Figure 1. Alignment (A), exon/intron structure (B), and phylogenetic analysis (C) of ecdysis triggering hormone receptor (ETHR) derived from Leptinotarsa decemlineata. (A) Sequence alignment of LdETHR. Increasing background intensity (from light to dark) indicates an increase in sequence similarity. Gaps have been introduced to permit alignment. The transmembrane domains (TMs) are highlighted. (B) Boxes indicate exons. Black lines mark introns. (C) ETHR proteins are from two coleopteran L. decemlineata (ETHRA, QBH70335.1; ETHRB, QBH70336.1) and Tribolium castaneum (ETHRA, ABN79653; ETHRB, ABN79654), two lepidopteran Bombyx mori (ETHRA, AB330426; ETHRB, AB330427), Manduca sexta (ETHRA, AAX19163; ETHRB, AAX19164), two dipteran Drosophila melanogaster (ETHRA, NP_650960; ETHRB, NP_996255), and Aedes aegypti (ETHRA, ABI93273; ETHRB, ABI93274). The tree is constructed using the neighbor-joining method based on the full-length protein sequence alignments. Bootstrap analyses of 1,000 replications are carried out and bootstrap values >50% are shown on the tree.
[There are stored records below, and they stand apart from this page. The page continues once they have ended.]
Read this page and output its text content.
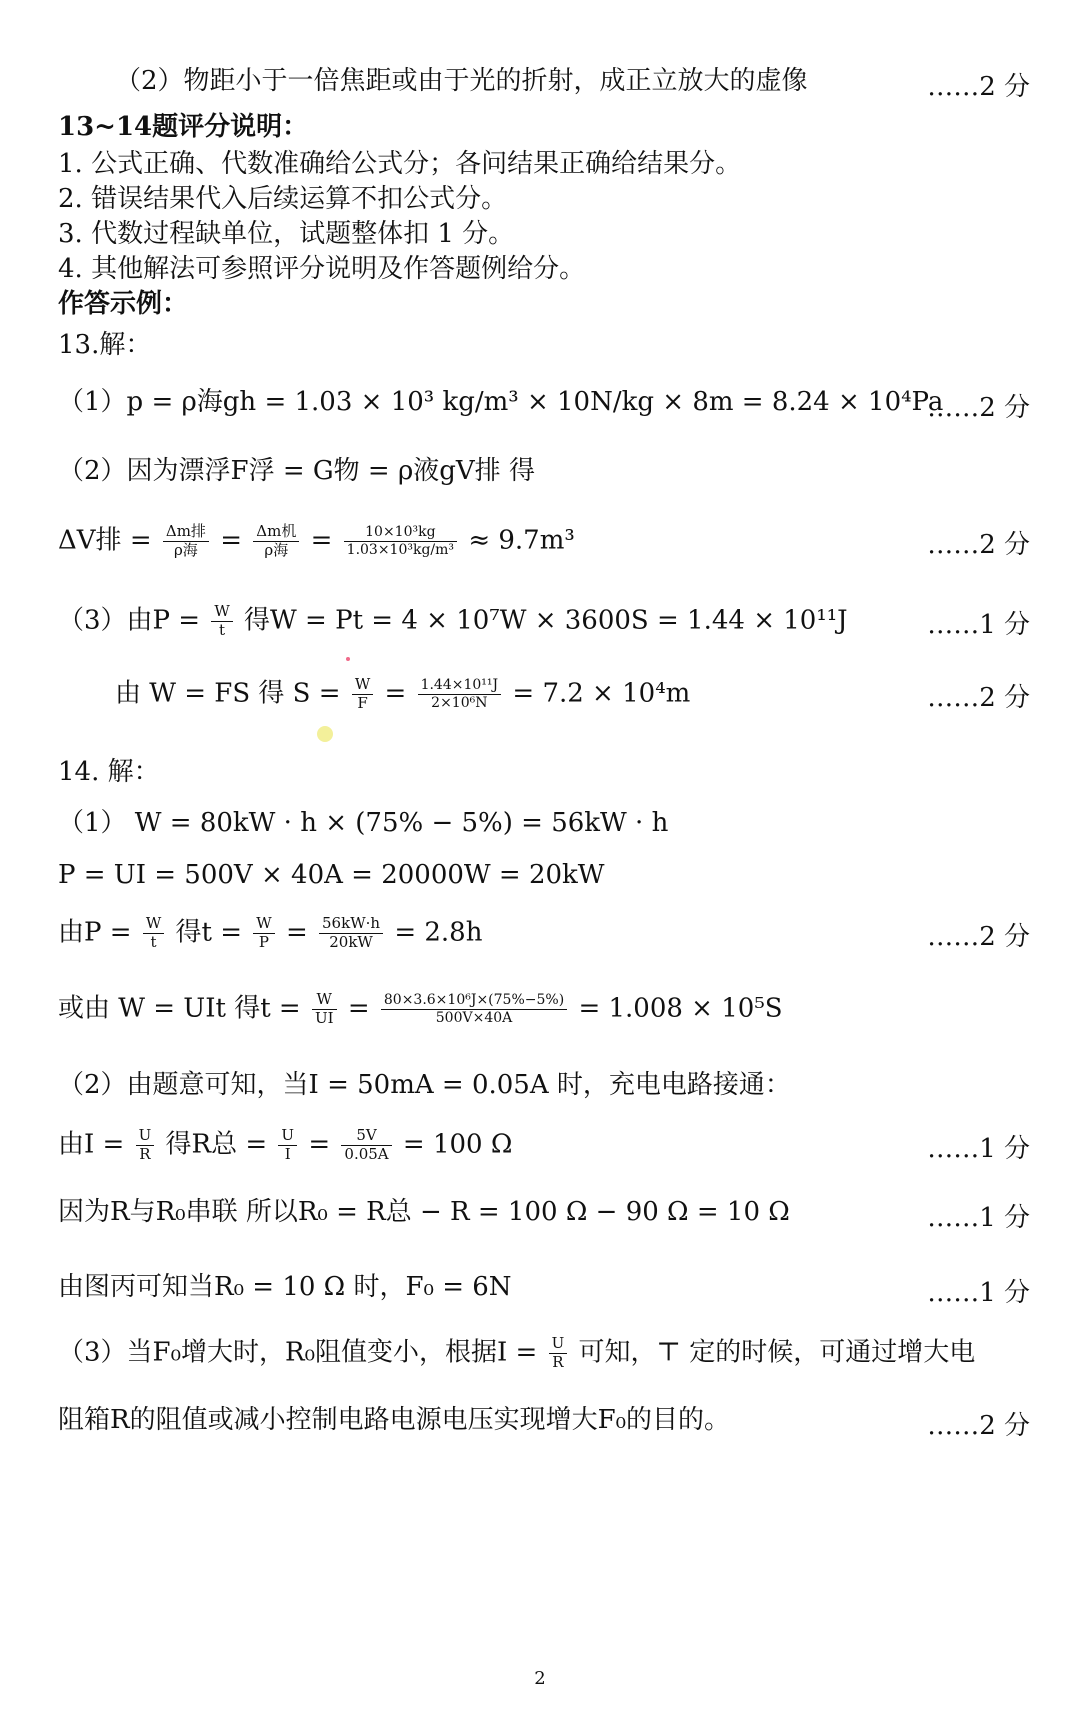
（2）物距小于一倍焦距或由于光的折射，成正立放大的虚像	……2 分
13~14题评分说明：
1. 公式正确、代数准确给公式分；各问结果正确给结果分。
2. 错误结果代入后续运算不扣公式分。
3. 代数过程缺单位，试题整体扣 1 分。
4. 其他解法可参照评分说明及作答题例给分。
作答示例：
13.解：
（1）p = ρ海gh = 1.03 × 10³ kg/m³ × 10N/kg × 8m = 8.24 × 10⁴Pa
……2 分
（2）因为漂浮F浮 = G物 = ρ液gV排 得
ΔV排 = $\frac{\text{Δm排}}{\text{ρ海}} = \frac{\text{Δm机}}{\text{ρ海}} = \frac{\text{10×10³kg}}{\text{1.03×10³kg/m³}} \approx 9.7m^3$	……2 分
（3）由$P = \frac{W}{t}$ 得W = Pt = 4 × 10⁷W × 3600S = 1.44 × 10¹¹J	……1 分
由 W = FS 得 $S = \frac{W}{F} = \frac{\text{1.44×10¹¹J}}{\text{2×10⁶N}} = 7.2 \times 10^4m$	……2 分
14. 解：
（1） W = 80kW · h × (75% − 5%) = 56kW · h
P = UI = 500V × 40A = 20000W = 20kW
由$P = \frac{W}{t}$ 得$t = \frac{W}{P} = \frac{56kW\cdot h}{20kW} = 2.8h$	……2 分
或由 W = UIt 得$t = \frac{W}{UI} = \frac{\text{80×3.6×10⁶J×(75\%−5\%)}}{500V\times 40A} = 1.008 \times 10^5S$
（2）由题意可知，当I = 50mA = 0.05A 时，充电电路接通：
由$I = \frac{U}{R}$ 得R总 = $\frac{U}{I} = \frac{5V}{0.05A} = 100$ Ω	……1 分
因为R与R₀串联 所以R₀ = R总 − R = 100 Ω − 90 Ω = 10 Ω	……1 分
由图丙可知当R₀ = 10 Ω 时，F₀ = 6N	……1 分
（3）当F₀增大时，R₀阻值变小，根据$I = \frac{U}{R}$ 可知，⊤ 定的时候，可通过增大电
阻箱R的阻值或减小控制电路电源电压实现增大F₀的目的。	……2 分
2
An unrooted tree was constructed to examine the phylogenetic relationships of LdETHR variants with homologous proteins from representative species across three insect orders (Coleoptera, Diptera, and Lepidoptera). In the tree, the proteins were order-specific. The two ETHR isoforms sorted with ETHR splicing variants from another coleopteran T. castaneum. The two ETHR variants were accordingly named as ETHRA and ETHRB (Figure 1C).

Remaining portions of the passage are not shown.